El dragón negro dio vueltas en el cielo por un rato, pero no aterrizó dentro de la ciudad. Sobre su lomo, Su Xiao controló a Midias, el Dragón Negro, y voló hacia el sur de la ciudad.

En un páramo al sur de la ciudad, Morre estaba sentada sobre un tocón de árbol, sin la menor compostura femenina, masticando algo.

—¿Hasta cuándo vamos a esperar? Todavía tenemos que ir al Reino de Perú.

Morre tenía un corazón enorme; después de aceptar la situación actual, adoptó una actitud de dejar que todo fluyera.

Se escuchó un silbido de viento, el dragón negro aterrizó, alzó la cabeza y rugió con fuerza. Luego, una de sus alas se inclinó hacia abajo, y Su Xiao bajó por ella.

—Qué coincidencia, encontrarnos aquí.

Morre habló con dificultad, con una paleta en la boca.

—...

Su Xiao miró a las dos Ángeles de Batalla frente a él. Que estuvieran allí significaba que el infractor no había tenido éxito. Con la fuerza de Morre, seguro estaba en su lista de objetivos prioritarios.

—No preguntes, te lo cuento todo. Ese infractor se llama "Sierra Venenosa", sierra como la de una sierra. Su característica son dientes metálicos con incrustaciones de diamantes. Sus habilidades se inclinan hacia el veneno, el control y la corrosión. Puede controlar a distancia a criaturas vivas de este mundo, pero para controlar a gobernantes de alto rango o a contratistas de otros paraísos, necesita de 2 a 5 segundos de contacto físico. Es muy bueno rastreando; me persiguió desde el Reino de Perú hasta el Reino de las Arenas Ardientes. Ahora ese tipo debería estar en la Capital de Arena.

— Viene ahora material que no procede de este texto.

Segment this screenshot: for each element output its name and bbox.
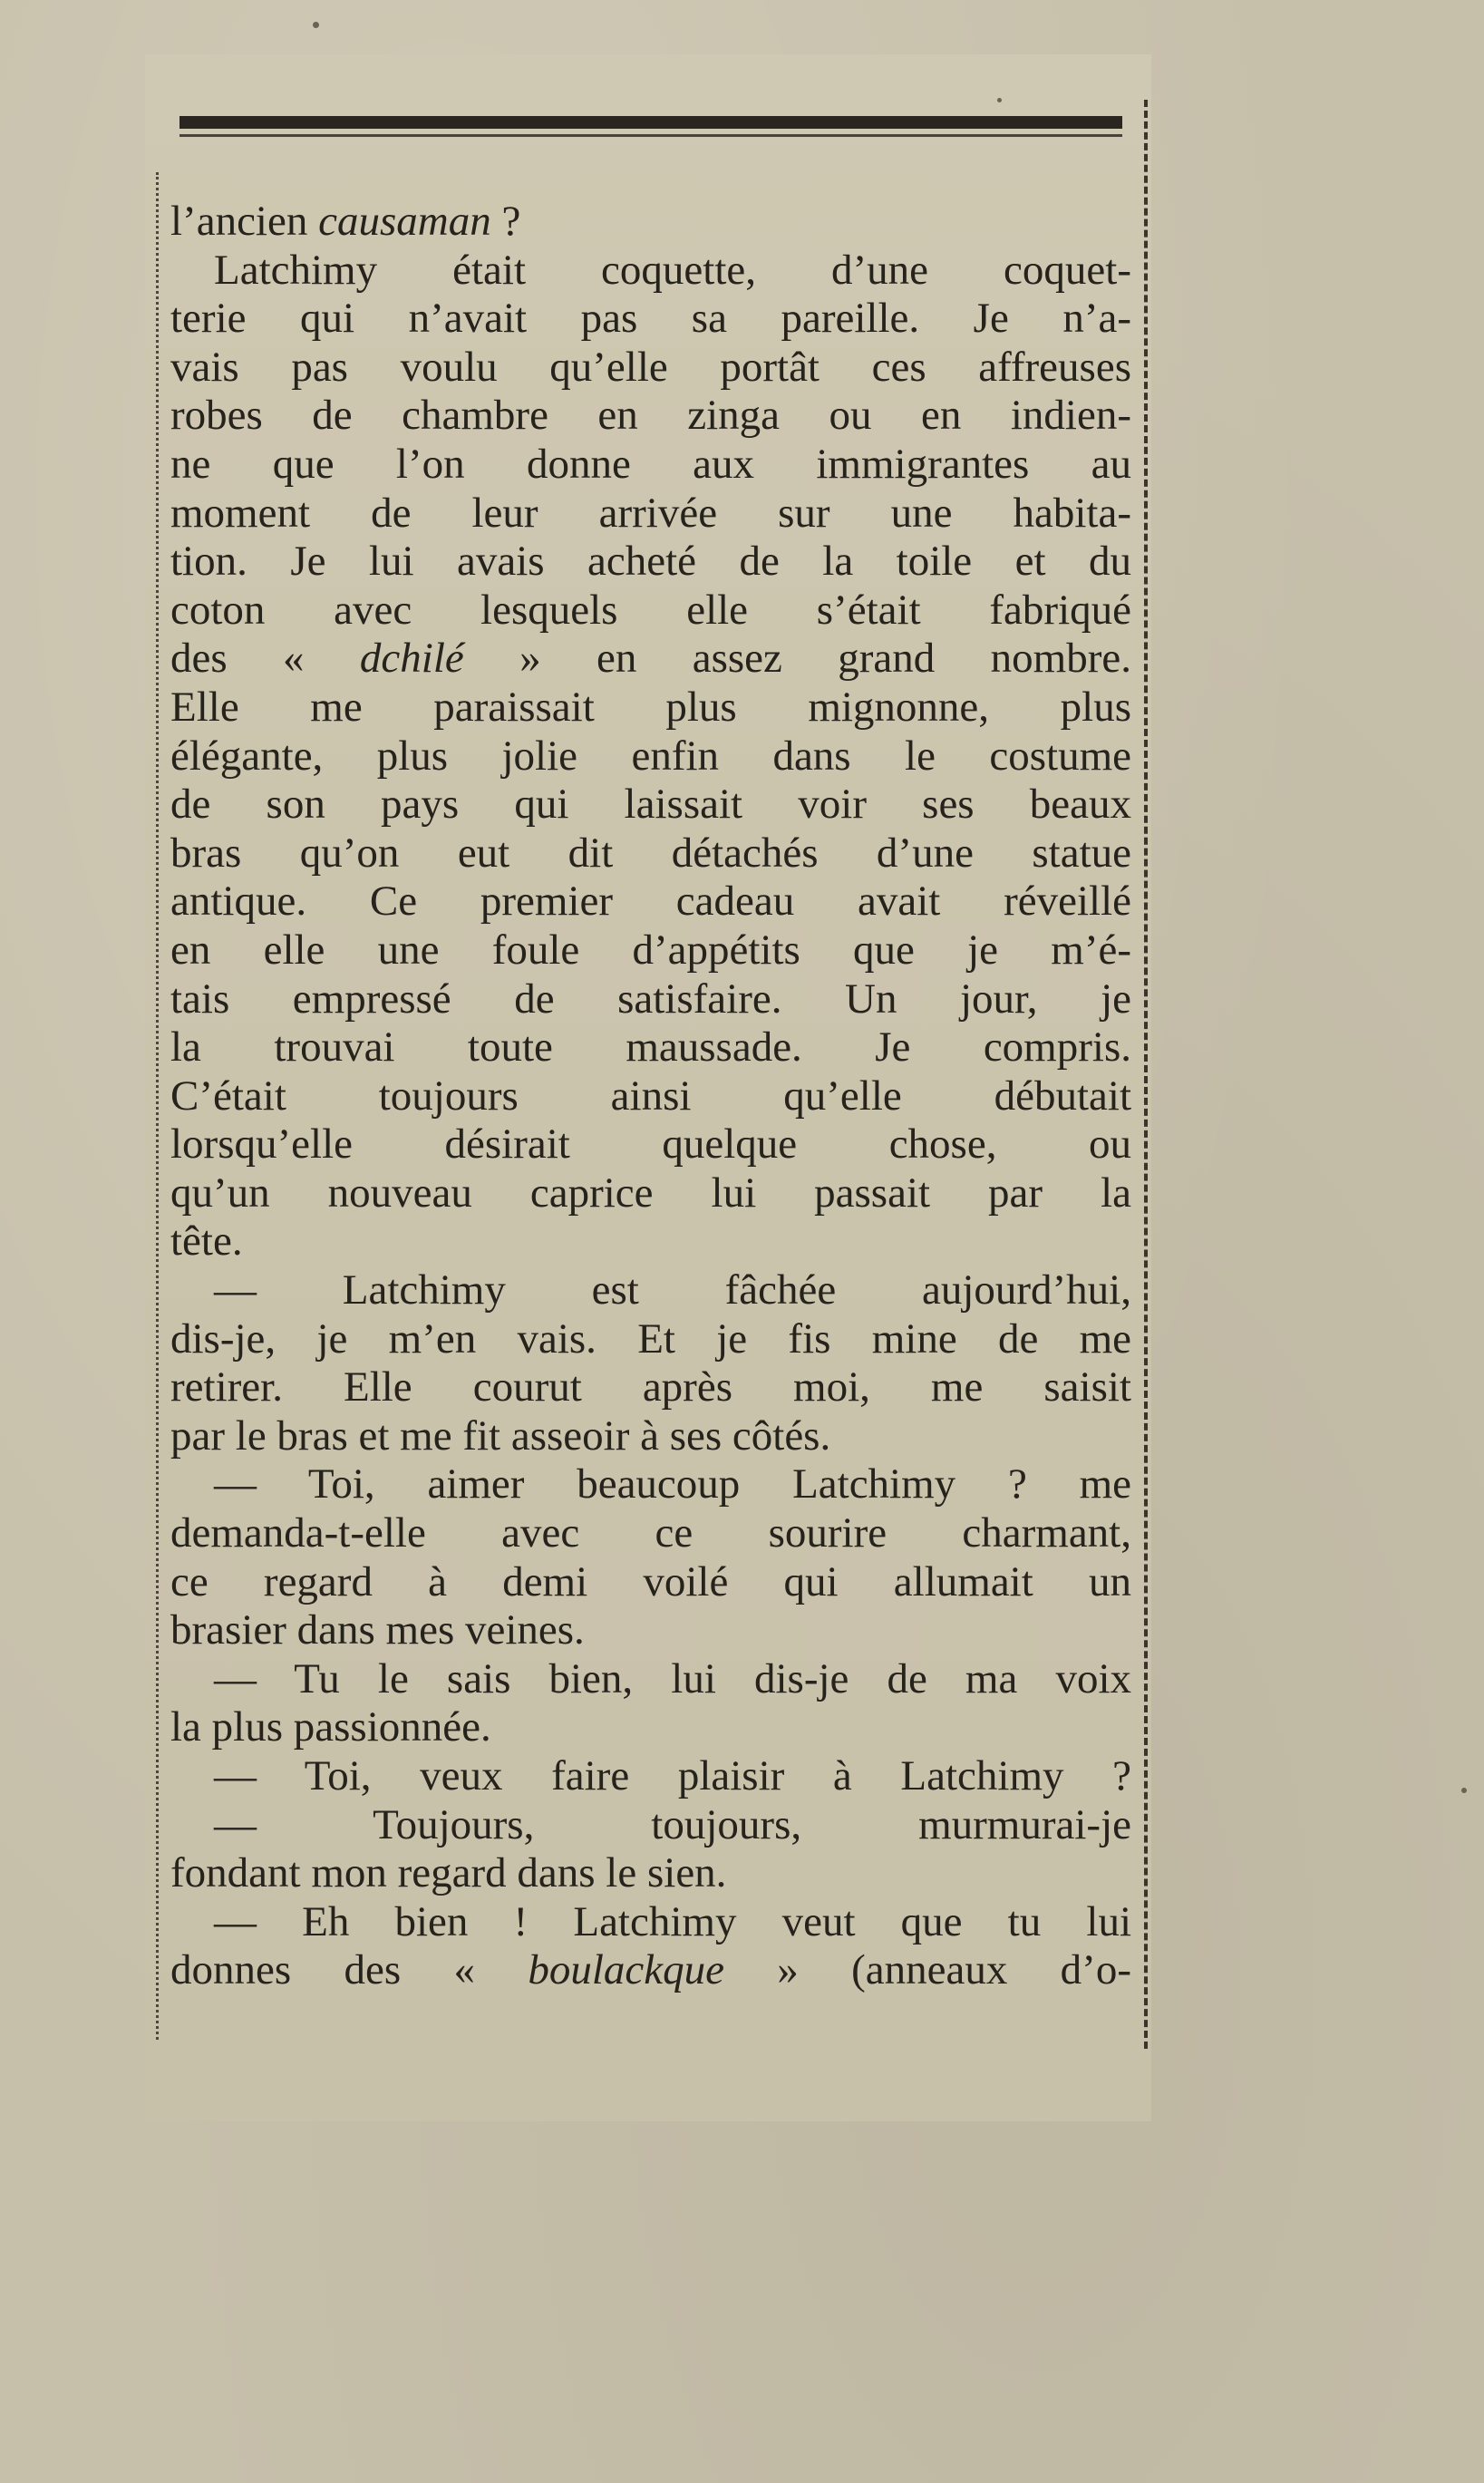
- text-line: [170, 878, 1131, 926]
- text-run: tais empressé de satisfaire. Un jour, je: [170, 975, 1131, 1023]
- text-line: [170, 1849, 1131, 1898]
- text-run: en elle une foule d’appétits que je m’é-: [170, 926, 1131, 974]
- column-header-thin-rule: [179, 134, 1122, 137]
- text-run: — Latchimy est fâchée aujourd’hui,: [214, 1266, 1131, 1314]
- text-run: lorsqu’elle désirait quelque chose, ou: [170, 1120, 1131, 1169]
- text-run: des «: [170, 635, 360, 683]
- text-line: [170, 1266, 1131, 1315]
- text-line: [170, 1558, 1131, 1607]
- column-separator-rule: [1144, 100, 1148, 2049]
- text-line: [170, 1752, 1131, 1801]
- text-line: [170, 732, 1131, 781]
- text-run: brasier dans mes veines.: [170, 1606, 585, 1654]
- text-run: » en assez grand nombre.: [463, 635, 1131, 683]
- text-run: ce regard à demi voilé qui allumait un: [170, 1557, 1131, 1605]
- text-run: — Eh bien ! Latchimy veut que tu lui: [214, 1897, 1131, 1945]
- italic-term: boulackque: [528, 1946, 724, 1994]
- text-line: [170, 1606, 1131, 1655]
- text-line: [170, 1412, 1131, 1461]
- text-line: [170, 1120, 1131, 1169]
- text-line: [170, 1898, 1131, 1947]
- text-line: [170, 975, 1131, 1024]
- text-line: [170, 587, 1131, 635]
- article-text-column: [170, 198, 1131, 1995]
- text-run: donnes des «: [170, 1946, 529, 1994]
- text-run: demanda-t-elle avec ce sourire charmant,: [170, 1509, 1131, 1557]
- text-run: » (anneaux d’o-: [723, 1946, 1131, 1994]
- text-line: [170, 490, 1131, 538]
- text-run: bras qu’on eut dit détachés d’une statue: [170, 829, 1131, 877]
- text-run: retirer. Elle courut après moi, me saisit: [170, 1363, 1131, 1411]
- text-run: ?: [490, 198, 521, 245]
- text-run: dis-je, je m’en vais. Et je fis mine de me: [170, 1314, 1131, 1363]
- text-run: — Toi, veux faire plaisir à Latchimy ?: [214, 1752, 1131, 1799]
- text-line: [170, 198, 1131, 247]
- text-line: [170, 635, 1131, 684]
- text-line: [170, 1169, 1131, 1218]
- text-line: [170, 684, 1131, 732]
- text-line: [170, 295, 1131, 344]
- text-run: de son pays qui laissait voir ses beaux: [170, 781, 1131, 829]
- text-run: ne que l’on donne aux immigrantes au: [170, 440, 1131, 488]
- text-run: vais pas voulu qu’elle portât ces affreuses: [170, 343, 1131, 391]
- text-run: fondant mon regard dans le sien.: [170, 1849, 727, 1897]
- text-line: [170, 1703, 1131, 1752]
- text-line: [170, 1460, 1131, 1509]
- text-line: [170, 1363, 1131, 1412]
- italic-term: dchilé: [359, 635, 464, 683]
- text-run: antique. Ce premier cadeau avait réveillé: [170, 878, 1131, 926]
- paper-speck: [313, 22, 319, 28]
- text-run: tête.: [170, 1217, 243, 1266]
- text-line: [170, 344, 1131, 393]
- column-header-rule: [179, 116, 1122, 129]
- text-line: [170, 1023, 1131, 1072]
- paper-speck: [997, 98, 1002, 102]
- text-line: [170, 1946, 1131, 1995]
- text-run: coton avec lesquels elle s’était fabriqué: [170, 586, 1131, 634]
- text-run: Latchimy était coquette, d’une coquet-: [214, 246, 1131, 294]
- text-run: terie qui n’avait pas sa pareille. Je n’a-: [170, 295, 1131, 343]
- text-run: Elle me paraissait plus mignonne, plus: [170, 683, 1131, 731]
- italic-term: causaman: [318, 198, 491, 245]
- text-run: la plus passionnée.: [170, 1703, 491, 1751]
- text-line: [170, 829, 1131, 878]
- text-run: moment de leur arrivée sur une habita-: [170, 489, 1131, 537]
- text-line: [170, 1655, 1131, 1704]
- text-run: élégante, plus jolie enfin dans le costume: [170, 732, 1131, 780]
- text-line: [170, 392, 1131, 441]
- text-run: l’ancien: [170, 198, 319, 245]
- text-line: [170, 1072, 1131, 1121]
- text-line: [170, 1801, 1131, 1850]
- text-line: [170, 1509, 1131, 1558]
- text-line: [170, 926, 1131, 975]
- text-line: [170, 441, 1131, 490]
- text-run: — Tu le sais bien, lui dis-je de ma voix: [214, 1654, 1131, 1702]
- text-line: [170, 247, 1131, 296]
- text-run: robes de chambre en zinga ou en indien-: [170, 392, 1131, 440]
- text-line: [170, 781, 1131, 829]
- text-line: [170, 1315, 1131, 1364]
- text-run: la trouvai toute maussade. Je compris.: [170, 1023, 1131, 1072]
- text-run: tion. Je lui avais acheté de la toile et du: [170, 538, 1131, 586]
- text-line: [170, 1217, 1131, 1266]
- paper-speck: [1461, 1788, 1467, 1793]
- text-run: — Toujours, toujours, murmurai-je: [214, 1800, 1131, 1848]
- text-line: [170, 538, 1131, 587]
- clipping-left-edge: [156, 172, 159, 2040]
- text-run: — Toi, aimer beaucoup Latchimy ? me: [214, 1460, 1131, 1508]
- text-run: qu’un nouveau caprice lui passait par la: [170, 1169, 1131, 1217]
- text-run: par le bras et me fit asseoir à ses côtés.: [170, 1411, 831, 1460]
- text-run: C’était toujours ainsi qu’elle débutait: [170, 1072, 1131, 1120]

Al decir esto, Morre no pudo evitar reírse.

—Sospecho que ese tipo vino a hacer el ridículo. Es muy fuerte, sí, pero cuando llegó a la Capital de Arena, intentó controlar al Emperador de Arena.

—...

La comisura del labio de Su Xiao tembló imperceptiblemente. La idea de intentar controlar al Emperador de Arena era, francamente, demasiado descabellada; al menos lo había dejado atónito.

¿Por qué Su Xiao había dejado la Capital de Arena? Porque allí, no podía enfrentarse a ninguno de los tres: el Emperador de Arena, Unno o Carros. Ese era el centro del poder del Reino de las Arenas Ardientes. Pelear contra los tres gobernantes de las Arenas Ardientes en su capital era buscarse la muerte, a menos que se aliara con uno para enfrentar a los otros dos.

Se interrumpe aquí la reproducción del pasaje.